Army of Zero
- Designers: Point Zero Games
- Publishers: Point Zero Games
- Players: 2
- Setup time: 1–5 minutes
- Playing time: 10-15 minutes
- Chance: Medium
- Age range: 7+

= Army of Zero =

Puzzle and two-player card game

Army of Zero is a puzzle and two-player card game, published by Point Zero Games. Army of Zero is both a card game and an armchair treasure hunt, similar in concept to Masquerade and The Key To The Kingdom. A cash prize was on offer to the person who could provide the best solution to the puzzle. Army of Zero was launched at Toy Fair 2009, held at ExCeL London in January 2009.

The game includes two six-sided dice and a deck of ninety-nine cards. The cards are made up of eighty-four character cards, eight attack/defend cards, six cards defining the rules and one card which acts as an entry form into the puzzle competition.

==Card game==

The cards can be used to play a two-player game. Each player receives ten character cards, dealt at random. In each round, both players put forward one of their characters, and these two characters battle each other. In each round of combat, each player can choose to attack or defend, but no character can attack for more than two rounds in a row. Players can gain an advantage by successfully predicting whether their opponent will attack or defend.
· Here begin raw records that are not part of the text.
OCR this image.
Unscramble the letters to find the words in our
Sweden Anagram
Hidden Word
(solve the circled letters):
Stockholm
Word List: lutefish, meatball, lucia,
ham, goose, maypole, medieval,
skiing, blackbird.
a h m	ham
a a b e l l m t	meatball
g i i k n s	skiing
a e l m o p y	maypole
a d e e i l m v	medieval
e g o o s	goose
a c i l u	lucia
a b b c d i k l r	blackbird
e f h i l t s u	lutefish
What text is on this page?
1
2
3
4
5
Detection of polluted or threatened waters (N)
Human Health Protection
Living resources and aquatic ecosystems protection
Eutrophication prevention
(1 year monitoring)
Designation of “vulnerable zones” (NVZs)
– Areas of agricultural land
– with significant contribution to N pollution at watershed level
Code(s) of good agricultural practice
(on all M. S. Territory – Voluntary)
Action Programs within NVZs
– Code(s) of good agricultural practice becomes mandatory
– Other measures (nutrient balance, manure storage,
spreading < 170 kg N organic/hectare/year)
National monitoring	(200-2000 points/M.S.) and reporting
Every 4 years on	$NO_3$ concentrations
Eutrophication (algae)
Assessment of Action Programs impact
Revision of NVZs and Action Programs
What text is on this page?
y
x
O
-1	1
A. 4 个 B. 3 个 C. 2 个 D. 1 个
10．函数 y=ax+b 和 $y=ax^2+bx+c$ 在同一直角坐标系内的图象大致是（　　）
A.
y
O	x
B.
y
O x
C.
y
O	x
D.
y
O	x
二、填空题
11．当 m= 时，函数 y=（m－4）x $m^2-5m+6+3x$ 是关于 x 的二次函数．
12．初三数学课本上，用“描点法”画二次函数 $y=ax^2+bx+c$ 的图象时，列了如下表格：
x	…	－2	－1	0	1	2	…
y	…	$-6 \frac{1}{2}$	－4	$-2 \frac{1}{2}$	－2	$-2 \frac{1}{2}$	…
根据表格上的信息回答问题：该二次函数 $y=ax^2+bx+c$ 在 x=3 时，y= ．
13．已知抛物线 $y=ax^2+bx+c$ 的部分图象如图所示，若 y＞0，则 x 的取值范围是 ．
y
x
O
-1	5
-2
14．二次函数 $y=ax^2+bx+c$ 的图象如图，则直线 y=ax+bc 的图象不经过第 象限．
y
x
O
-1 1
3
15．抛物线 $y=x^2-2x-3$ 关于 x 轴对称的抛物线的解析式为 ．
The outcome of each round is determined by the rolling of six-sided dice and adding the appropriate character statistics. Each character card has four statistics: speed, combat, weapon and armour. Each of these is an integer number, and each can range between -2 and +2.

The statistics used to resolve combat depend on whether each player chose to attack or defend. When a character is defeated, he or she is out of the game. When all ten of a player's characters are defeated, the other player is the winner.

==Characters and puzzle==

Army of Zero has eighty-four character cards, depicting a series of odd fantasy characters. Each character is depicted as belonging to a particular "clan", each clan being named after an animal. The character designs are representative of the clans, so for example, the members of the Bat clan are all vampiric in appearance. Each character also has a name and a rank, or title. Each character's name is unique, but there are only five ranks; "Thegn", "Guardian", "Commander", "General" and "Lord".

The design of the eighty-four character cards includes a series of interconnected puzzles. The objective is to work out what the objective of the puzzle is, to solve it, and to submit the answer to Point Zero Games. A prize of £1,000 was on offer to the person providing the best solution by the closing date of April 30, 2010.

The puzzle was solved by Tim Pickup. The objective was to discover the identity of an implied missing character, General Voleda of the Crocodile Clan. Solving the puzzle required all eighty-four character cards, and part of the solution was related to arranging the cards in a particular configuration.